Logistic regression models the probability of a binary outcome, which we achieve through the sigmoid function, converting linear combinations of features into probabilities. Here, we define the cross_entropy_loss function to calculate the loss, which reflects the error in our predictions. The gradient function calculates the gradient of the cross-entropy loss, which helps us improve parameters. In each iteration of gradient_descent, we update our parameters by moving in the direction that reduces the loss, controlled by the learning rate. The loop continues until the gradient magnitude falls below a specified tolerance level or reaches the maximum allowed iterations, ensuring we converge to a solution. Finally, we print the matrix A, the vector b representing labels, the optimized parameters x, and the cross-entropy loss at this solution.

In [1]:
import numpy as np

# sigmoid function σ(t) = 1 / (1 + e^(-t))
def sigmoid(t):
    return 1 / (1 + np.exp(-t))

# cross-entropy loss ℓ(x; A, b) for logistic regression
def cross_entropy_loss(x, A, b):
    n = len(b)
    predictions = sigmoid(np.dot(A, x))
    # calculate the loss with cross-entropy formula
    loss = -np.mean(b * np.log(predictions) + (1 - b) * np.log(1 - predictions))
    return loss

# gradient of the cross-entropy loss function
def gradient(x, A, b):
    n = len(b)
    predictions = sigmoid(np.dot(A, x))
    # compute the gradient as derived
    grad = -np.dot(A.T, (b - predictions)) / n
    return grad

# gradient descent algorithm for logistic regression
def gradient_descent(A, b, starting_point, learning_rate, tolerance, max_iterations):
    x_k = starting_point
    for k in range(max_iterations):
        grad = gradient(x_k, A, b)
        # check if the gradient is close enough to zero
        if np.linalg.norm(grad) < tolerance:
            break
        x_k = x_k - learning_rate * grad  # update x_k using gradient descent step
    return x_k

# example data (matrix A of features and vector b of labels)
A = np.array([[0.5, 1.5], [1.0, 1.8], [1.5, 2.5], [2.0, 2.8], [2.5, 3.3]])  # sample features
b = np.array([0, 0, 1, 1, 1])  # sample labels (binary)

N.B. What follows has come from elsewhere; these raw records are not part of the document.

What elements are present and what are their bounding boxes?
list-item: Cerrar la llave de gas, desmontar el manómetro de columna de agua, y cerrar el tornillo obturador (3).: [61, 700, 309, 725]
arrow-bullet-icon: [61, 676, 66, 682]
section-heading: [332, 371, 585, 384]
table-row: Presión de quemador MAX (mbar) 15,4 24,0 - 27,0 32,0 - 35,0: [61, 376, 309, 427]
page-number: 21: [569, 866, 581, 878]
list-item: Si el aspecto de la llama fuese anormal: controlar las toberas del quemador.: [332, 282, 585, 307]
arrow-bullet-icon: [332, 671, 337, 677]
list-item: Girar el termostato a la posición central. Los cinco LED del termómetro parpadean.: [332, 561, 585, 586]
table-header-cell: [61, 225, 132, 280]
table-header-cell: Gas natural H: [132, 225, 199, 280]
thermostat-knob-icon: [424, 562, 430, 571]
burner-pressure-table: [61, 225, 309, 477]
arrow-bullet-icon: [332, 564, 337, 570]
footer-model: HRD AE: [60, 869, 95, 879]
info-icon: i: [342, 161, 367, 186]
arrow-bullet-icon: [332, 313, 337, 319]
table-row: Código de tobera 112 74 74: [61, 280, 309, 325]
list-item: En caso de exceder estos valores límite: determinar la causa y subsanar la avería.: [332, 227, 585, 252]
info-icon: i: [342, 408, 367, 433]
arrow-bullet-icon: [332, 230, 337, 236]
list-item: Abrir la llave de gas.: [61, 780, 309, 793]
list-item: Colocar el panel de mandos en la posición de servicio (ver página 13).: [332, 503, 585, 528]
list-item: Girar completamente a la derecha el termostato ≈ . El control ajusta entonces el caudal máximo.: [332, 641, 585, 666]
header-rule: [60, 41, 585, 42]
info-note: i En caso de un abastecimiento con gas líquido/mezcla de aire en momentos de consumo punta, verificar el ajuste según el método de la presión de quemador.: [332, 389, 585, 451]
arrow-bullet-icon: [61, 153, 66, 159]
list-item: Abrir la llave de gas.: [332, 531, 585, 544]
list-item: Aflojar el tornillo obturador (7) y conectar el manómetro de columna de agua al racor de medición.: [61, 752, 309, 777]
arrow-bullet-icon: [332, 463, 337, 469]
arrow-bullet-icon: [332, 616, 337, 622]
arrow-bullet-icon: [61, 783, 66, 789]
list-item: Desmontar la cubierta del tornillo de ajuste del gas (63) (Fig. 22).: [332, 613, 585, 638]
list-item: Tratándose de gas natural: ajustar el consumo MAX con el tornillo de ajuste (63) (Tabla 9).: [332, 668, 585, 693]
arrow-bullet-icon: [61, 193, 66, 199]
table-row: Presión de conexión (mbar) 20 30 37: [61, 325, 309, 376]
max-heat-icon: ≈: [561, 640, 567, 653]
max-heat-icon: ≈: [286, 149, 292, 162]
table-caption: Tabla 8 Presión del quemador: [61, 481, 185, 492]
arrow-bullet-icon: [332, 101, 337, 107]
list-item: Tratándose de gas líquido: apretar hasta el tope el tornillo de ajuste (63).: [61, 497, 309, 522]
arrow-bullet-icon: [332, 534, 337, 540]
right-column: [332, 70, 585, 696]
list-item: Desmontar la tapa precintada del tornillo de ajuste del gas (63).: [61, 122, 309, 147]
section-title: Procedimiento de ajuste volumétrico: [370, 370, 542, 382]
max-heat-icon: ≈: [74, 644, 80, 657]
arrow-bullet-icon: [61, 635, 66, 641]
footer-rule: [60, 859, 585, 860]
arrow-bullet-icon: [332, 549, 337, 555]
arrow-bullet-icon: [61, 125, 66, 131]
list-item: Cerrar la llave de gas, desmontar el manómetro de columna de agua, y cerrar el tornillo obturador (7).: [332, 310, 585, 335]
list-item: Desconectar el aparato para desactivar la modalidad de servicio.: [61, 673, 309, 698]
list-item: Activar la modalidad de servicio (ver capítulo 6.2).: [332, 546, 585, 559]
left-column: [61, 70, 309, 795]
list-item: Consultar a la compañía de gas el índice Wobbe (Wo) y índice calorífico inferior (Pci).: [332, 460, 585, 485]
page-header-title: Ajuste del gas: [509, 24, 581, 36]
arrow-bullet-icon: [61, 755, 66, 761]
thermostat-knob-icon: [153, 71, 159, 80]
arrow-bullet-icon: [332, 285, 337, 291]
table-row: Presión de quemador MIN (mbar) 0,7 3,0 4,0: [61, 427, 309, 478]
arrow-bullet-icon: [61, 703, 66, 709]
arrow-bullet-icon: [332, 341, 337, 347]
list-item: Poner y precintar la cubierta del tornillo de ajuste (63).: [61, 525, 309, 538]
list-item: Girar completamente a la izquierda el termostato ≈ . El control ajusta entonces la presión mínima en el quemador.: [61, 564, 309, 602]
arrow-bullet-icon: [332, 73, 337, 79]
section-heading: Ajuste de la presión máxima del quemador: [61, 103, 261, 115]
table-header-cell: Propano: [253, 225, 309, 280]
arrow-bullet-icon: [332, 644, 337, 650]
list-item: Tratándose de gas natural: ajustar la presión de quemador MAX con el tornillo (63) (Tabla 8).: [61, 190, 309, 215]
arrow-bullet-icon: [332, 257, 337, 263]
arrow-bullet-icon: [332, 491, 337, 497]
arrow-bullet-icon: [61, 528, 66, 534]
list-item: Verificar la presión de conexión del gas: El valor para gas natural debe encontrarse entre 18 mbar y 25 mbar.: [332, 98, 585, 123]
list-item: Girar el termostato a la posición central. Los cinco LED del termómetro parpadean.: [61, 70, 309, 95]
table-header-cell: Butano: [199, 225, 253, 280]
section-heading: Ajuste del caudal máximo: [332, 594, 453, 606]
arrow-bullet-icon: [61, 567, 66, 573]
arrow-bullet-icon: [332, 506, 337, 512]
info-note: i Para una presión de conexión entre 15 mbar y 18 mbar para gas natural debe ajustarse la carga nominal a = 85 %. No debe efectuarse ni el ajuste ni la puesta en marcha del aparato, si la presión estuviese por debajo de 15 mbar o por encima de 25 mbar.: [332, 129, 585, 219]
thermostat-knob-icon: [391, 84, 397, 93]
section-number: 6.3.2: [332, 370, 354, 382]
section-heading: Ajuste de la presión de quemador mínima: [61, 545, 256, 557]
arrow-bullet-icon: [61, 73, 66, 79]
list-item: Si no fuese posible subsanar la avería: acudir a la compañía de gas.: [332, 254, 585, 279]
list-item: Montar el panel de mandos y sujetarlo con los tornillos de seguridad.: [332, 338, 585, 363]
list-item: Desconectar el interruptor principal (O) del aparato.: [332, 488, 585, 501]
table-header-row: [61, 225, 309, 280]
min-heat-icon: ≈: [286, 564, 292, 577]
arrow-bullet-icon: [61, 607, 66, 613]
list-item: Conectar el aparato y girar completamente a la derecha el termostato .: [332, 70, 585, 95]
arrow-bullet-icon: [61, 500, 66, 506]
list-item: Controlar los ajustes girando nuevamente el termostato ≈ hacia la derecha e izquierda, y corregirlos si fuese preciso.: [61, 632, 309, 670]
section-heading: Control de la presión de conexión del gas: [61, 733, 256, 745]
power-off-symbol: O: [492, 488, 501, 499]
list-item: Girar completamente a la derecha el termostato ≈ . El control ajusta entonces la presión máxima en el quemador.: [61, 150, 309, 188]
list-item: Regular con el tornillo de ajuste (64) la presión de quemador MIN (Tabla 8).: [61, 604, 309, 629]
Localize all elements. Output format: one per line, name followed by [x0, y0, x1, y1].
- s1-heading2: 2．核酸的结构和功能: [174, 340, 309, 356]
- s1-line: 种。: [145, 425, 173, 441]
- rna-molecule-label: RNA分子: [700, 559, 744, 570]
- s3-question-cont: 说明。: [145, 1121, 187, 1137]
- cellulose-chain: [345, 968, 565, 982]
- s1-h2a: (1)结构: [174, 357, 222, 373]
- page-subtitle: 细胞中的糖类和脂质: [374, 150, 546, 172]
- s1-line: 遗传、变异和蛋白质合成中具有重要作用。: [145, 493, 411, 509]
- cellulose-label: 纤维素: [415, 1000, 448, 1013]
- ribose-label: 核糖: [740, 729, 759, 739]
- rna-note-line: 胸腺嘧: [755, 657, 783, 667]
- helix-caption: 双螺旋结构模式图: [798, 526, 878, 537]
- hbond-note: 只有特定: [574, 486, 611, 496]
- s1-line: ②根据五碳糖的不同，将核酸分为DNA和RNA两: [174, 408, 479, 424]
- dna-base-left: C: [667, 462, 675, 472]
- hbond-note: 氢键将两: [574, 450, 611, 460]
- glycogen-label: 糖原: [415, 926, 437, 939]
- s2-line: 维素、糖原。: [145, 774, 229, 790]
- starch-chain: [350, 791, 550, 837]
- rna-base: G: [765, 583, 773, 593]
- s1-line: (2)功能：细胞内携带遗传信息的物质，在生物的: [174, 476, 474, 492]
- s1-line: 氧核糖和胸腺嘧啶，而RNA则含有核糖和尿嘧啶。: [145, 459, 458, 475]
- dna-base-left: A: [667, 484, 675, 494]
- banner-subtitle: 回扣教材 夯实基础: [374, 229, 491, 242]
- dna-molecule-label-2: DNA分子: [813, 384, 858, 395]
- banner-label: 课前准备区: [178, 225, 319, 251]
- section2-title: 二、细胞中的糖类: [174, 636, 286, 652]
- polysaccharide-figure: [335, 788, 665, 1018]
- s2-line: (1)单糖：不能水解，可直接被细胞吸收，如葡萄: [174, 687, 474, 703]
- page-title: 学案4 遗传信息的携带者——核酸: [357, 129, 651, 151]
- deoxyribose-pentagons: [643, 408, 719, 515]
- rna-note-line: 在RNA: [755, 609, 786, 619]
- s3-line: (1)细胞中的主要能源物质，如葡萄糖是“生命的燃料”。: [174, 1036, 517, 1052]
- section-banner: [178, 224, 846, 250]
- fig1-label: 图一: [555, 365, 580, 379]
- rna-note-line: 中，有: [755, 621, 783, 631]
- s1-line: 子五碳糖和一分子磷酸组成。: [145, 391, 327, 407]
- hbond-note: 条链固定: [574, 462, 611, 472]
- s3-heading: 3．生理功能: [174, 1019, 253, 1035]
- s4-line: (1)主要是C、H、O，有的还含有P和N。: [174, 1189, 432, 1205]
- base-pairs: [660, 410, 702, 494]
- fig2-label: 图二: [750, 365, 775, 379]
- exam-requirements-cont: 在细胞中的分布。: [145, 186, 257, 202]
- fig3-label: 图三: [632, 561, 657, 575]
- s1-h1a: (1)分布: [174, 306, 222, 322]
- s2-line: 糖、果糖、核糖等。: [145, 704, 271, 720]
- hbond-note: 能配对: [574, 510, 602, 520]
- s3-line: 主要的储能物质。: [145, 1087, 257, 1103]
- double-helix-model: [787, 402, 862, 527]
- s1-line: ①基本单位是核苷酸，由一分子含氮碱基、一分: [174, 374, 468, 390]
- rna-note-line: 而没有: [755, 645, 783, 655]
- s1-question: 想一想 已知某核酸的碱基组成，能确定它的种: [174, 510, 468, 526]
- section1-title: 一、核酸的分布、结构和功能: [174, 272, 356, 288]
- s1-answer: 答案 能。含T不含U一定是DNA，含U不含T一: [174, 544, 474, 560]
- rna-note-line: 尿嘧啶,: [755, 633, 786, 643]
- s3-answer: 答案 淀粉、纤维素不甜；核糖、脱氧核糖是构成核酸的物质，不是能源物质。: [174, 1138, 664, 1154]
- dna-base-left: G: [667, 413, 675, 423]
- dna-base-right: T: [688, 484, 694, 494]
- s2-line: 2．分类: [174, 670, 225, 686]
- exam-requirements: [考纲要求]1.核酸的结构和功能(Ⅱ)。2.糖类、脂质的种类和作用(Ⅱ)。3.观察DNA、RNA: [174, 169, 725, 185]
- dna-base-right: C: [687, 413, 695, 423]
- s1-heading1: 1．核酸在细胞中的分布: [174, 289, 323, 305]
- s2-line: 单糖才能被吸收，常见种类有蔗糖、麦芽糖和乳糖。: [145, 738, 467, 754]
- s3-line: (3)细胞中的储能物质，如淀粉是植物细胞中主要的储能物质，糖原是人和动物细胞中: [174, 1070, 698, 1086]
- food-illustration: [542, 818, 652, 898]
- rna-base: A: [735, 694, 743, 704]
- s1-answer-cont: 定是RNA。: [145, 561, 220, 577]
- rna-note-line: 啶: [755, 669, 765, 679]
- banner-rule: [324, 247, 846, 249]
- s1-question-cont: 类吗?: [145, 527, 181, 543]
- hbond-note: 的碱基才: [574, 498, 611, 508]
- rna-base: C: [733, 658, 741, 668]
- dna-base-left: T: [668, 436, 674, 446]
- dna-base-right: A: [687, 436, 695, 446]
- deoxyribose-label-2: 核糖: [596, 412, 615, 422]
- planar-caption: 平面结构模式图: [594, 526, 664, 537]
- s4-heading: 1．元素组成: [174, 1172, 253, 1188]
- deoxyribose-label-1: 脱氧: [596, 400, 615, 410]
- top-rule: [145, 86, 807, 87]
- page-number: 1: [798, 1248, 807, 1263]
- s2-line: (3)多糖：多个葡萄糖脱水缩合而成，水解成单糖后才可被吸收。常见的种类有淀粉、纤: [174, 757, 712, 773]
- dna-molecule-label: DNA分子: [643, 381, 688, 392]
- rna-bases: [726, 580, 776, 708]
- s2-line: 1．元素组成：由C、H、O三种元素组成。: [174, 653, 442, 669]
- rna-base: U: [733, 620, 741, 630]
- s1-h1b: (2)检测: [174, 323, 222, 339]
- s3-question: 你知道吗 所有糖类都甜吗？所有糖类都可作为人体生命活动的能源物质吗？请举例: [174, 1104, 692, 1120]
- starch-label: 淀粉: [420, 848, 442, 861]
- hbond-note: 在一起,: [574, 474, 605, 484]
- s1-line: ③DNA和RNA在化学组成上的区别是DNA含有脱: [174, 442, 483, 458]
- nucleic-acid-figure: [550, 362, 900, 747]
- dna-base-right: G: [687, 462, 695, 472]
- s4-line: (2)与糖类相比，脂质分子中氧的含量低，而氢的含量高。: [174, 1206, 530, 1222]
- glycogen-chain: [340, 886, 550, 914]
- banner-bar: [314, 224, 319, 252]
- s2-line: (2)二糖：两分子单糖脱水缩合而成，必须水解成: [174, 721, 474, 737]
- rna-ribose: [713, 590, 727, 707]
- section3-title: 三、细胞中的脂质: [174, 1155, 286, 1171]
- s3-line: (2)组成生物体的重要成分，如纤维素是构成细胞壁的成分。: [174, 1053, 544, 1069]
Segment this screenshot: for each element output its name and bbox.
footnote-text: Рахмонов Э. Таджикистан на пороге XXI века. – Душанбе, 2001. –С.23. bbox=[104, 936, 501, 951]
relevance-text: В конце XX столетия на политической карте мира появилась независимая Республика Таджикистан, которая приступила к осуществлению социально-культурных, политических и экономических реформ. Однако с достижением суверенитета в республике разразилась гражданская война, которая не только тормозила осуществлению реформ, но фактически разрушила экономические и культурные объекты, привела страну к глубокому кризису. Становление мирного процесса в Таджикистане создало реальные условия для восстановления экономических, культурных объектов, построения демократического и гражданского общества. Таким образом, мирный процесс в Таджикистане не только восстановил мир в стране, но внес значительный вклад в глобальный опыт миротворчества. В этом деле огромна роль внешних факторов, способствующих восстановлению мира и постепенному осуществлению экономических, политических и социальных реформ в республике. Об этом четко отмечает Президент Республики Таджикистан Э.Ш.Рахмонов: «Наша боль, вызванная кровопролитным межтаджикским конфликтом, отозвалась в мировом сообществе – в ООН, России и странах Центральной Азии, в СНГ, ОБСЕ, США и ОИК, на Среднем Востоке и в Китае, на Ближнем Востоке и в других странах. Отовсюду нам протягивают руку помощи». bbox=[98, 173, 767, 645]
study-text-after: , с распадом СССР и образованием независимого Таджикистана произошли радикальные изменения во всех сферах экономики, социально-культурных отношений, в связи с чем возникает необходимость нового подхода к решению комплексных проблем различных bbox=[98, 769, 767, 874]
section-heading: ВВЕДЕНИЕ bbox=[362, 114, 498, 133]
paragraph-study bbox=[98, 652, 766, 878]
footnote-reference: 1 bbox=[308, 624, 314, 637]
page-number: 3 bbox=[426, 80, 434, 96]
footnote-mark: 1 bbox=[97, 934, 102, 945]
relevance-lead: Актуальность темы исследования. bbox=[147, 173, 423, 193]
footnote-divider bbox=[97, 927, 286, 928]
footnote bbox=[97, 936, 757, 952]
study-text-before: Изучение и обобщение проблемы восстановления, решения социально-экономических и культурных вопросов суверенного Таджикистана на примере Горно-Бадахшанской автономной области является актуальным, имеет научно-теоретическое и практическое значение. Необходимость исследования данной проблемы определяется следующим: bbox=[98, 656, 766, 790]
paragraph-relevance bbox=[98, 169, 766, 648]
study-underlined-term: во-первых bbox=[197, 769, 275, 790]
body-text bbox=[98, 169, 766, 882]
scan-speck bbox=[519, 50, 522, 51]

# parameters for gradient descent
starting_point = np.zeros(A.shape[1])  # initial guess (zero vector)
learning_rate = 0.1                    # step size
tolerance = 1e-6                       # convergence tolerance
max_iterations = 1000                  # maximum number of iterations

# execute gradient descent
optimal_x = gradient_descent(A, b, starting_point, learning_rate, tolerance, max_iterations)

# output results
print("matrix A:\n", A)
print("vector b:", b)
print("optimal parameters (x):", optimal_x)
print("cross-entropy loss at optimal x:", cross_entropy_loss(optimal_x, A, b))


matrix A:
 [[0.5 1.5]
 [1.  1.8]
 [1.5 2.5]
 [2.  2.8]
 [2.5 3.3]]
vector b: [0 0 1 1 1]
optimal parameters (x): [ 4.39880837 -2.34876124]
cross-entropy loss at optimal x: 0.31080199638903494